次走の香港がラストレース、狙うはカップかマイルか 【写真:中原義史】

 晴れてマイル、2000メートルの二冠王となり、次走の香港国際競走(12月11日)がモーリスの現役ラストランとなる。前走の札幌記念2着の時点で「折り合いから見ても距離はもう大丈夫だと思っていた」と堀調教師が振り返ったくらいだから、当然、香港カップがラストランになるかと思ったが、慎重な師らしい言い回しで明言を避けた。

「香港に関してはカップかマイルか、馬の状態や相手関係などを精査して、これから決めていきたいと思います。今のモーリスにとってどの距離がベストなのか、競馬場によってもクセがありますから何とも……。1800メートルがベストということで(笑)」

 マイルか2000か――いずれにせよモーリスが三たび香港で、世界のホースマンを唸らせるスーパーパフォーマンスを見せてくれることには違いないだろう。そして、今年から香港国際競走の馬券を日本にいながらにして買うこともできるとあれば、香港のレースがより身近に感じられるはずだ。ぜひ日本の競馬ファンは、馬券とともにその希代のスーパーホース現役最後の雄姿を熱く追ってほしい。

武豊「難しい」、エイシンヒカリまさかの失速

武豊エイシンヒカリ(右から4頭目・白帽)は早々と馬群に飲み込まれてしまった 【写真:中原義史】

 一方、12着に敗れた武豊エイシンヒカリ。最内の1枠1番からスッと先手を取り、注文どおりの単騎逃げを打つことはできたが、最後の直線は後続を引き離すどころか、抵抗もできずアッサリと馬群に飲み込まれていってしまった。

「レースでの折り合いはつきすぎるくらいついていた。ゲートでもおとなしかったし、あれだけ折り合えたから、いい感じだなと思ったんだけど……。難しいですね、この馬は難しい」

 確かにパドックでは周回するごとにうるささを増し、騎乗命令の際にはついに大暴れして、1頭早めにコースに出ることになった。まさかそれで全ての体力を消耗してしまったということではないだろうが、レースでのあまりの“優等生”ぶりに反してのこの結果に、さすがの武豊も「難しい」と何度も首をひねるしかなかった。

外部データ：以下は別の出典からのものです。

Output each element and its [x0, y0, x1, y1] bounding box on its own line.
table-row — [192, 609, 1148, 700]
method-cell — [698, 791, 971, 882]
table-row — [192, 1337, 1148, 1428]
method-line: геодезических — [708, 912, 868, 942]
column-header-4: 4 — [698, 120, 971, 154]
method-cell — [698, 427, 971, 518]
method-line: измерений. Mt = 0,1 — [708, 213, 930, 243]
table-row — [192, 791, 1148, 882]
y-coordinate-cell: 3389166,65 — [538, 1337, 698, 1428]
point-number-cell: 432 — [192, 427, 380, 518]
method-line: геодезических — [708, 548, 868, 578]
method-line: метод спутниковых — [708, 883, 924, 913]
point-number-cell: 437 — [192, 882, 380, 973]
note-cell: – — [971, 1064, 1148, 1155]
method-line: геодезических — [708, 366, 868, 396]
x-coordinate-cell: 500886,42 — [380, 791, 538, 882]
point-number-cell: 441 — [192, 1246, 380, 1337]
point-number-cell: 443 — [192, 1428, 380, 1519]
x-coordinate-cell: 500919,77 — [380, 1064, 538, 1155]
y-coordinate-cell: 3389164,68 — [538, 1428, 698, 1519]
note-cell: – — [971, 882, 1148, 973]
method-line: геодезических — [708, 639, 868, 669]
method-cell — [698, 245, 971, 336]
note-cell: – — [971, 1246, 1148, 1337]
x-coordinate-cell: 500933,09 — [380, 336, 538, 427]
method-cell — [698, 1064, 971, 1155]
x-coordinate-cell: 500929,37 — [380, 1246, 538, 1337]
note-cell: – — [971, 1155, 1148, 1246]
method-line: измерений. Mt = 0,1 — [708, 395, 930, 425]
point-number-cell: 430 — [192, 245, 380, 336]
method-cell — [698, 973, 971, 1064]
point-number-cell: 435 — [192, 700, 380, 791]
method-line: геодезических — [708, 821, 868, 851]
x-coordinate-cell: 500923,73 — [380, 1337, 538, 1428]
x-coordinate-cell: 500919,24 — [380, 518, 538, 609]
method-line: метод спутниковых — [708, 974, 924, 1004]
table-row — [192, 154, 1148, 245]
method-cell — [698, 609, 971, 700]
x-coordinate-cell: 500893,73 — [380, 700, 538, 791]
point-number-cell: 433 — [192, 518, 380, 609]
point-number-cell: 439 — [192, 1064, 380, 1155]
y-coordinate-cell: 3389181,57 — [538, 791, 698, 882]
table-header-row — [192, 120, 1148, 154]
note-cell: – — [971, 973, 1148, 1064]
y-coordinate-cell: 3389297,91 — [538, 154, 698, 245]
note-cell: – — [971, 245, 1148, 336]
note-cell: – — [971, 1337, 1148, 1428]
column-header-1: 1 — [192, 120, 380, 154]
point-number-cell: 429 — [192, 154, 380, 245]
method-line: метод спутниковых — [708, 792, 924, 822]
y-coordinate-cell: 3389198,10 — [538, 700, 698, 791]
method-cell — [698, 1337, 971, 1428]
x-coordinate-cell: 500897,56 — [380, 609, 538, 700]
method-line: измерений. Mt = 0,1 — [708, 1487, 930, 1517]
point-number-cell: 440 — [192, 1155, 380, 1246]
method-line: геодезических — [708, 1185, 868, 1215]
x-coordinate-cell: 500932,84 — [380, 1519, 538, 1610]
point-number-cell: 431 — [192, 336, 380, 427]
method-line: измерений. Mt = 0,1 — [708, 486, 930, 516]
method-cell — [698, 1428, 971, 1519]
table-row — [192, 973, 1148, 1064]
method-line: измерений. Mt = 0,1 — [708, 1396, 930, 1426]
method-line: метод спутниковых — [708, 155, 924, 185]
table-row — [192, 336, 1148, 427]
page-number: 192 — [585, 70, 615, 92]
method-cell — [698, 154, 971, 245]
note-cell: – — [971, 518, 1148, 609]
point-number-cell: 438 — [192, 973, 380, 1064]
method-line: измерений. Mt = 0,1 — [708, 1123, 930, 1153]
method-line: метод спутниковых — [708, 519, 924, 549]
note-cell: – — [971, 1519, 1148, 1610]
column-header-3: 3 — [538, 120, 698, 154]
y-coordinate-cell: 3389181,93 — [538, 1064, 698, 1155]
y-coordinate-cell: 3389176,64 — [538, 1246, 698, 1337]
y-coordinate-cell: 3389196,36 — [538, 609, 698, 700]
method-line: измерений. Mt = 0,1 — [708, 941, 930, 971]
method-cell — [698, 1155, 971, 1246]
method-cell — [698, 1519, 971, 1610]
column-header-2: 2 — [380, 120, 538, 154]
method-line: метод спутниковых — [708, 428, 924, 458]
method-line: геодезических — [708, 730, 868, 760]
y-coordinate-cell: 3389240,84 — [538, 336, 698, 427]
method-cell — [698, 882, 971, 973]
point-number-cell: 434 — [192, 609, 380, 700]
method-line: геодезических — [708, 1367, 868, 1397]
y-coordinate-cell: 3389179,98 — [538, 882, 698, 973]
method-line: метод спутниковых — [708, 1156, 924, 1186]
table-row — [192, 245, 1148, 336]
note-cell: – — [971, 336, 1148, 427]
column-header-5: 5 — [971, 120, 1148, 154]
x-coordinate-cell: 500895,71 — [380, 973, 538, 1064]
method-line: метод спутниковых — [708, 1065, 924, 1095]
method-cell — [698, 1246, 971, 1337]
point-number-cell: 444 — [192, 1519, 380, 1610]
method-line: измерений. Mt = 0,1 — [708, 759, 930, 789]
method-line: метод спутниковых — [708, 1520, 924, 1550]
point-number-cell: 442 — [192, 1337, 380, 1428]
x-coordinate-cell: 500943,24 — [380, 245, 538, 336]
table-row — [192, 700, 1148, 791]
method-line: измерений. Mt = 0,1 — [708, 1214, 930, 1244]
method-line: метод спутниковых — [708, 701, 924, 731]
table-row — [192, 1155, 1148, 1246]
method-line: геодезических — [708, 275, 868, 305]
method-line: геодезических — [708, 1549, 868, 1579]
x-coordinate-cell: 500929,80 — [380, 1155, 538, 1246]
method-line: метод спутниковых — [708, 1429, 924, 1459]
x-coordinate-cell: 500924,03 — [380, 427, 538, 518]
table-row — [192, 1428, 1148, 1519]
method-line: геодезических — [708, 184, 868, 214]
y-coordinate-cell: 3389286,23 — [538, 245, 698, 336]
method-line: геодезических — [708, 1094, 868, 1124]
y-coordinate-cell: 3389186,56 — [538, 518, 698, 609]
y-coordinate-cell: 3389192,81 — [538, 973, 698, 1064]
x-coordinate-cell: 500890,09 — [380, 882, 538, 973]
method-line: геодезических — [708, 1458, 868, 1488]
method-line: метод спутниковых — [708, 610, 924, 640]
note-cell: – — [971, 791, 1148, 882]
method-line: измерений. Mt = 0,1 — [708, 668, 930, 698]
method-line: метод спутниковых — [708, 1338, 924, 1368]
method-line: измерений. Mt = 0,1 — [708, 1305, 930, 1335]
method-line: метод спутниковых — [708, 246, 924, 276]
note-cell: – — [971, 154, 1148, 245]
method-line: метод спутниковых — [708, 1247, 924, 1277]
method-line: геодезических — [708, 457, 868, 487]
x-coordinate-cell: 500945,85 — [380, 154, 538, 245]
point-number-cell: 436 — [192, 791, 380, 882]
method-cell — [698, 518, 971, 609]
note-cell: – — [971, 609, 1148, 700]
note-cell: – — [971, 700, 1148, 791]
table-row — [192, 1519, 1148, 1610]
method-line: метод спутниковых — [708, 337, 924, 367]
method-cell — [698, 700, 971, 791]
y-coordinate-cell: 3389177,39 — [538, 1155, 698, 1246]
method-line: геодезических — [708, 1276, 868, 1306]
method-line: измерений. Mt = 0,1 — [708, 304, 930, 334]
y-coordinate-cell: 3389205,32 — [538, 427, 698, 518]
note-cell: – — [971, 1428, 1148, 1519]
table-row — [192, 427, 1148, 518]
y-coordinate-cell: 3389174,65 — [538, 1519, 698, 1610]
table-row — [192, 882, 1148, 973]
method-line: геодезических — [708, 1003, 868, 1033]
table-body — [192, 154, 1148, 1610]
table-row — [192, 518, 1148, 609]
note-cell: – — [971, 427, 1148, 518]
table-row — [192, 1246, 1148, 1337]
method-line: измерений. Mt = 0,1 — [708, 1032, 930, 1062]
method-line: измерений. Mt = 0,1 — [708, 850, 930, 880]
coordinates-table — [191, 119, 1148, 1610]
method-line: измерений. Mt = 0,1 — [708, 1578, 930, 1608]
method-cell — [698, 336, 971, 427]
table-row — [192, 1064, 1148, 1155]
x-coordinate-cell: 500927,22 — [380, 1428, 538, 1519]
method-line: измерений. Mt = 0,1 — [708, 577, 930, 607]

 ただ、「こういう馬ですから」とジョッキーが語ったように、気分良く走って大勝するか、はたまた気分が乗らずに大敗するか――逃げという戦法も含めて、それがエイシンヒカリの魅力でもある。能力を出し切ったときの強さは世界が認めるところだ。モーリス同様に、現役ラストとなる香港の舞台(香港カップ)で、競馬ファンの記憶に残る最高の“光”を見せてくれることを期待したい。